Le persone che si avvicinano per la prima volta a questa tecnologia pensano che sia troppo costosa. Le strumentazioni si stanno democratizzando sempre di più: ad oggi sul mercato si trovano dai visori più performanti (es. HTC VIVE a 600 dollari circa) a quelli di plastica da utilizzare con lo smartphone che costano pochi euro.

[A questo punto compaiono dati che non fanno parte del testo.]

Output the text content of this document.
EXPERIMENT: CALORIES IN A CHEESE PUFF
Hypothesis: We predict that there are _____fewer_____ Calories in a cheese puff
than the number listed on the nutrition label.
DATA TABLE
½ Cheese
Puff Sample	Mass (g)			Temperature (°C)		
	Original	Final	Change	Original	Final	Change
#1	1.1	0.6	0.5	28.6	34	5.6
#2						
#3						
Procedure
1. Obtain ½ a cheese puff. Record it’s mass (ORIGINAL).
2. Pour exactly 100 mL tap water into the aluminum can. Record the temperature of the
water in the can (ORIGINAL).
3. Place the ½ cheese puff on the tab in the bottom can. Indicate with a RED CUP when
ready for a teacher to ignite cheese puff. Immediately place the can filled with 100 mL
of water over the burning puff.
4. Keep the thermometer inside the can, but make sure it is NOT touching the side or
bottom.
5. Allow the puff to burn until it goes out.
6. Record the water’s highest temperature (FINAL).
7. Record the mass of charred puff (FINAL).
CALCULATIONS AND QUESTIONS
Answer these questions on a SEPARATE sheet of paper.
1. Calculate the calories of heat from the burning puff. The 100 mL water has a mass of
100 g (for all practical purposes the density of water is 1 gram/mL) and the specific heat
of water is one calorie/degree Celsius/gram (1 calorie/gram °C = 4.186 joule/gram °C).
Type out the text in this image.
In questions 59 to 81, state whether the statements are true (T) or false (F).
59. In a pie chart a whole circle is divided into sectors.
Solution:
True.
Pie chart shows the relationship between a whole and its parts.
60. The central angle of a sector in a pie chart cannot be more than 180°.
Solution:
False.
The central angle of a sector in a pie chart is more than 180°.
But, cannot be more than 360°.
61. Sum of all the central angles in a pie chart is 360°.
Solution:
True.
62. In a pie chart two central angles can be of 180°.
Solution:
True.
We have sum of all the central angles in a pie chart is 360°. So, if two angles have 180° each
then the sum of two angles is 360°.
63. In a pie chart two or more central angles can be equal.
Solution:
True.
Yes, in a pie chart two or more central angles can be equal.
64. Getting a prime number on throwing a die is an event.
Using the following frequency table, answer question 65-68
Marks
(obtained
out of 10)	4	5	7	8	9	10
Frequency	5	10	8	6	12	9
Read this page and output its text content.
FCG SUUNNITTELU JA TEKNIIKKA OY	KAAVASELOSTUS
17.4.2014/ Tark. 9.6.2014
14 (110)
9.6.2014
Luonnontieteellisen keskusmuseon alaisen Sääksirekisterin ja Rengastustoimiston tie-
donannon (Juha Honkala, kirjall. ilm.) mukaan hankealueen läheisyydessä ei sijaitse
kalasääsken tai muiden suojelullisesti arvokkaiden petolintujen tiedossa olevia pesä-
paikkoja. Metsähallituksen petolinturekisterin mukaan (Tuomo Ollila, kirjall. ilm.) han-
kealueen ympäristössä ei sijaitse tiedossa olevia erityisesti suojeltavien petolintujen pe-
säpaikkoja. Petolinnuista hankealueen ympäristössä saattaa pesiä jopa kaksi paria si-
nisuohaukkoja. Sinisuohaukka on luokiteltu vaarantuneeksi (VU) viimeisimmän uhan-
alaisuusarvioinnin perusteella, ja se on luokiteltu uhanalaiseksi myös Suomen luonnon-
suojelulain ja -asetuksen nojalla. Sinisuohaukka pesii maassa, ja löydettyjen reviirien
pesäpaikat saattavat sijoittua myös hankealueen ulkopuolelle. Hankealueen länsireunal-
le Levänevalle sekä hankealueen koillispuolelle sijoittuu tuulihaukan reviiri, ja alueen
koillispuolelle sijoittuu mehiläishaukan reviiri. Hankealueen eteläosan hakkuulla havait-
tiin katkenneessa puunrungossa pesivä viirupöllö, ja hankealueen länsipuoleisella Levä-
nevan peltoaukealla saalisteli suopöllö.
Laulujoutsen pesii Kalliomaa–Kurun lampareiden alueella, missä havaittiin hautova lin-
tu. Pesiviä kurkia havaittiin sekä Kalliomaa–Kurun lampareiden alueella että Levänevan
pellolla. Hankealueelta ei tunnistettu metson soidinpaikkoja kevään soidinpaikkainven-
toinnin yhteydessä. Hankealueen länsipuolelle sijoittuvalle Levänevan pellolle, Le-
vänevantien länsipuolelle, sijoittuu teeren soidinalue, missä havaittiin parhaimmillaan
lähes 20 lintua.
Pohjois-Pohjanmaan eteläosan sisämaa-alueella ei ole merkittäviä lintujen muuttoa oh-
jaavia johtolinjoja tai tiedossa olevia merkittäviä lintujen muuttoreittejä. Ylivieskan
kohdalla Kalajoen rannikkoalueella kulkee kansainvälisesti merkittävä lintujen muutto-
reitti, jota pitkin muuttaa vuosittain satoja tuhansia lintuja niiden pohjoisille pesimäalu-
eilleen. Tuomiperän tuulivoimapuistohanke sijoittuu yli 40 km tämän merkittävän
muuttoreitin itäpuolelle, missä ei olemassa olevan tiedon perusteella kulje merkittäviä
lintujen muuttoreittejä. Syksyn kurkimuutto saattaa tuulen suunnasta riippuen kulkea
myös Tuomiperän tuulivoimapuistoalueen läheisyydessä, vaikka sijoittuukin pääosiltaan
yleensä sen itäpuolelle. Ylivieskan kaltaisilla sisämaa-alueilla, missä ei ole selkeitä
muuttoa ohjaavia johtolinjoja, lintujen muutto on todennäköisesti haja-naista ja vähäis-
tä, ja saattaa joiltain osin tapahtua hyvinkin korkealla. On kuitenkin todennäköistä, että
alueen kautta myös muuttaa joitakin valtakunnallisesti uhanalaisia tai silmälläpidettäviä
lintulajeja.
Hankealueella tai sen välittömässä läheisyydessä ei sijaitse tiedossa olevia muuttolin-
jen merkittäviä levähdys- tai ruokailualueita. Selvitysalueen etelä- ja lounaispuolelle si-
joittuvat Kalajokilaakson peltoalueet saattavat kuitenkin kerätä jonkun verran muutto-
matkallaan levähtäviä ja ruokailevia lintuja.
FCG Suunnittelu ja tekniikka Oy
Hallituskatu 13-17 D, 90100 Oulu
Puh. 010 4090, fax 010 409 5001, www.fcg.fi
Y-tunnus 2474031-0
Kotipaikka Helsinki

La verità in questo caso è la seguente: gli hardware per la VR sono sempre più accessibili e democratici. Dal nuovo Oculus Go (stand alone che, senza l’utilizzo di computer o smartphone, avrà un costo di 199 dollari) ai visori per mobile che costano poche decine di euro, il range è molto ampio e soprattutto per tutte le tasche.

5) la VR rappresenta già il passato

Le tendenze vanno e vengono come le stagioni, ma la VR è qui per rimanere. Quando le console per videogiochi arrivarono per la prima volta sulla scena, la gente disse la stessa cosa.

La verità è che la VR, con una vasta gamma di possibili applicazioni in settori come la medicina, la robotica e l’istruzione, sembra qui per rimanere.

P.s. C’è molto da imparare e scoprire sulla VR, ma è necessario assicurarsi che le informazioni raccolte siano accurate.